Africa is home to 75% of the world’s population without access to electricity, and the trend could worsen with population growth and local electricity infrastructure investment declining in recent years. Yet, with the cost of renewable energy falling dramatically, the financing needs to provide universal access to affordable and reliable green electricity are estimated at ‘only’ $25 billion annually by 2030. Could climate finance, which includes financial instruments for climate change mitigation or adaptation projects, cover these needs and change the game?
A new report co-produced by the AFRICA CEO FORUM and PHILAE ADVISORY makes six recommendations for Africa to mobilise climate finance ahead of the 27th United Nations Climate Change Conference (COP27) – 7 to 18 November in Sharm el-Sheikh, Egypt.
The continent has enormous potential for renewable energy but requires more profitable projects to capture international investors. At present less than one in ten renewable energy projects reaches financial close. Strong political will and a comprehensive strategy meeting the needs of people and businesses will therefore be key.
#1 – Towards realistic planning and enabling regulatory frameworks
The Paris Agreement requires each country to describe its efforts to reduce national emissions and adapt to the effects of climate change, known as Nationally Determined Contributions (NDCs). In Africa, these climate plans often suffer from a poor assessment of energy needs, without which it is very difficult to achieve the necessary level of production.
In addition to generation, planning must also integrate the rest of the electricity value chain (transmission, distribution as well as off-grid), to ensure that it reaches end consumers.

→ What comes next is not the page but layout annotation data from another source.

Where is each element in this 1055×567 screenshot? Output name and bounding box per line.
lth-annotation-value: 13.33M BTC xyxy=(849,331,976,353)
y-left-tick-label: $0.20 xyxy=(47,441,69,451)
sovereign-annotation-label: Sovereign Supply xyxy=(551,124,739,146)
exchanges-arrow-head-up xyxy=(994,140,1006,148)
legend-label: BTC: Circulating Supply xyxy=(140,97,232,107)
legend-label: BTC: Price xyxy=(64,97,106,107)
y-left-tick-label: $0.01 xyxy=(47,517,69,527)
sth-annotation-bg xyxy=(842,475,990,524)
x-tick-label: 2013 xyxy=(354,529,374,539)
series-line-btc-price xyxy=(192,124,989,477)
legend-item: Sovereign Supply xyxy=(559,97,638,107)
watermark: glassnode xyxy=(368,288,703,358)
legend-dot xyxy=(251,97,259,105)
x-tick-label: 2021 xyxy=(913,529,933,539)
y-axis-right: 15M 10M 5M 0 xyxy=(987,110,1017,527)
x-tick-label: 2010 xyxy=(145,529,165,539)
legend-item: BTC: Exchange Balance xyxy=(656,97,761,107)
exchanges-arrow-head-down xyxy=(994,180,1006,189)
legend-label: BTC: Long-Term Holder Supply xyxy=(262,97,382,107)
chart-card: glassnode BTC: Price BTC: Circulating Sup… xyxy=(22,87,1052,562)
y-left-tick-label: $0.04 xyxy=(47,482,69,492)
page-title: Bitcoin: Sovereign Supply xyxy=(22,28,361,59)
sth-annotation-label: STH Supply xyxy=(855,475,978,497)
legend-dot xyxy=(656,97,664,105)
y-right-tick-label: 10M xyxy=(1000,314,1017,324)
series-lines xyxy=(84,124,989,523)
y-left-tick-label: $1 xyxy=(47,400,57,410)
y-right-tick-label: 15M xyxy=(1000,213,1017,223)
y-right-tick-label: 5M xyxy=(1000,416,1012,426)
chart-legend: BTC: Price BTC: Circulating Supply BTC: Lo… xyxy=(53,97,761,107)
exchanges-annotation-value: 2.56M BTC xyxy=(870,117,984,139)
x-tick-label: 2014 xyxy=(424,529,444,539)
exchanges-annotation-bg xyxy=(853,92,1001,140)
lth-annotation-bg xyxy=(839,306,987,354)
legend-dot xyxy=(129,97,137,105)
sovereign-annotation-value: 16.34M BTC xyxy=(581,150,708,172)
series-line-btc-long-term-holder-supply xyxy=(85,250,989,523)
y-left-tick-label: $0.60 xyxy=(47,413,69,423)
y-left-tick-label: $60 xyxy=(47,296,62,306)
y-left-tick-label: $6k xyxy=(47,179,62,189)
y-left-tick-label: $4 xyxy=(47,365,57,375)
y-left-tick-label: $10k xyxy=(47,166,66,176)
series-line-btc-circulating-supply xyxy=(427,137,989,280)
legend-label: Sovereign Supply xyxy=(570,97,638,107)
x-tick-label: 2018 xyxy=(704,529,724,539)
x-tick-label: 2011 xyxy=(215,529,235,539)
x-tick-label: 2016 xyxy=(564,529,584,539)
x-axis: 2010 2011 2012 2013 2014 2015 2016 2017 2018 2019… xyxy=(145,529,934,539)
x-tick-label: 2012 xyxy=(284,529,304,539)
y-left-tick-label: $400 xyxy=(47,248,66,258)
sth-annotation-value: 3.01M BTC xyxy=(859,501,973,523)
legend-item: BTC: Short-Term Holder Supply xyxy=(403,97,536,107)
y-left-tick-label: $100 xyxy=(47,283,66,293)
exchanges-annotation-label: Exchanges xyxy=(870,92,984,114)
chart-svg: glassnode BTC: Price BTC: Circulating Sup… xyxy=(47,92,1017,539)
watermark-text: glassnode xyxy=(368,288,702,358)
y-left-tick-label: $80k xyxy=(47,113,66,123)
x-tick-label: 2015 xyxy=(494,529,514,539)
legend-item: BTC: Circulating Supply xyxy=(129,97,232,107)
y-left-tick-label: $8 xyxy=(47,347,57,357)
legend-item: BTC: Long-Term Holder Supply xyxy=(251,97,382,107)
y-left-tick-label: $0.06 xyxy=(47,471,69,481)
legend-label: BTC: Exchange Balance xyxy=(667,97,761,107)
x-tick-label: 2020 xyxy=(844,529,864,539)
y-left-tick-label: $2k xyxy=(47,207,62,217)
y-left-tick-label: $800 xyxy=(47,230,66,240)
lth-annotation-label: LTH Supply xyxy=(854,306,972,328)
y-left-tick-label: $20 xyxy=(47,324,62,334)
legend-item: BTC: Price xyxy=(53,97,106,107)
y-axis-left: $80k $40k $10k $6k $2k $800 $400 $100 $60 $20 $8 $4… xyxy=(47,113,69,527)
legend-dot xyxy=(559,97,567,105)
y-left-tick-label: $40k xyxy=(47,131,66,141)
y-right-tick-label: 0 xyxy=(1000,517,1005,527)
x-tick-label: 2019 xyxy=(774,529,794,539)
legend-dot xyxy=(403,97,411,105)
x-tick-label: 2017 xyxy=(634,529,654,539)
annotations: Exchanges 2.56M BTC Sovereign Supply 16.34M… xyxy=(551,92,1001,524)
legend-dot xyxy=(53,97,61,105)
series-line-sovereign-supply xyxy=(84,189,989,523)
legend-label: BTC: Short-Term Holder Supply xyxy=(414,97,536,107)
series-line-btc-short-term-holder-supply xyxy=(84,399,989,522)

Chris Flavin, Development Director of Gridworks, interviewed for the report, said: “Accelerating investment in transmission infrastructure and regional interconnections is essential to increase the share of renewables.”
Alongside improved planning, establishing fair and predictable regulatory frameworks is also a priority. These frameworks should reduce uncertainties in market access, licensing and pricing, among other aspects, to limit political, regulatory and also financial risks.
#2 & 3 – Limiting financial risk: Key to attracting private finance
Despite being the region most affected by climate change, Africa attracts only 3% of global climate finance. And of the $21 billion average raised in 2019-2020, $19 billion came from public sources, mainly from Development Finance Institutions (DFIs). Renewable energy projects typically have high transaction costs due to the complexity of the technical, financial and legal studies required.
According to Linda Munyengeterwa, Regional Director Infrastructure for Africa and the Middle East at the International Finance Corporation (IFC): “There are very few large, well-structured climate mitigation or adaptation projects that could benefit from climate finance. To play an active role in the creation and development of higher quality projects, IFC has adopted an ‘upstream’ approach to engage with clients at an early stage, well before projects are fully structured and developed”.
This support also aims to define a balanced and bankable risk allocation. DFIs can also play a role as investor-catalysts to improve returns and mitigate risk by providing better access to instruments such as guarantees, which, despite their potential to reassure private finance, remain largely underused.
The International Monetary Fund (IMF) could play a key role in ensuring that international investors allocating resources to low-income countries effectively direct capital towards mitigation or adaptation spending.
#4 – Capitalise on the potential of carbon credits today
Between 2020 and 2030 global demand for carbon credits is expected to increase from around 100 million to 1.5 billion tonnes of CO2 equivalent reduced or avoided. While carbon credits are an important additional source to finance decarbonised growth and perhaps one of the leading mechanisms to mitigate carbon emissions globally, Africa currently accounts for only 1% of the carbon credits issued in the world. It is therefore necessary to better integrate the evolving “voluntary” carbon markets.
Support for the certification process and pre-financing of carbon credits are ways to help project developers access these markets. It is also a question of preparing to operationalize mechanisms defined in Article 6 of the Paris Agreement, which aim in particular at cooperation on mitigation efforts, as established in the NDCs.
#5 & 6 – Gas, storage technology, hydrogen: key elements of a fair energy transition
Gas-fired power plants are not intermittent and can therefore increase the share of renewable energy in electricity systems. Given that natural gas generates about half the carbon emissions of coal, it is relevant to consider it as a transitional energy in Africa.
The contribution of major project financiers (both public and private) is also essential, provided that these projects are included in the NDCs and demonstrate their capacity to be part of a low-carbon trajectory.
Electricity storage can optimise the use and efficiency of the electricity grid. But a tailor-made regulatory framework is needed to mobilise more funds for investments in storage. Authorities should also help a hydrogen industry produced from renewables to emerge by creating appropriate frameworks and helping to overcome initial economic barriers, notably related to the financing of production and transport infrastructure.
A set of policies such as robust carbon pricing or facilitating land rights and environmental permits and approvals are of key importance. Development finance institutions, through the provision of innovative financing, guarantees and technical assistance to authorities, also have a key role to play in this ambition.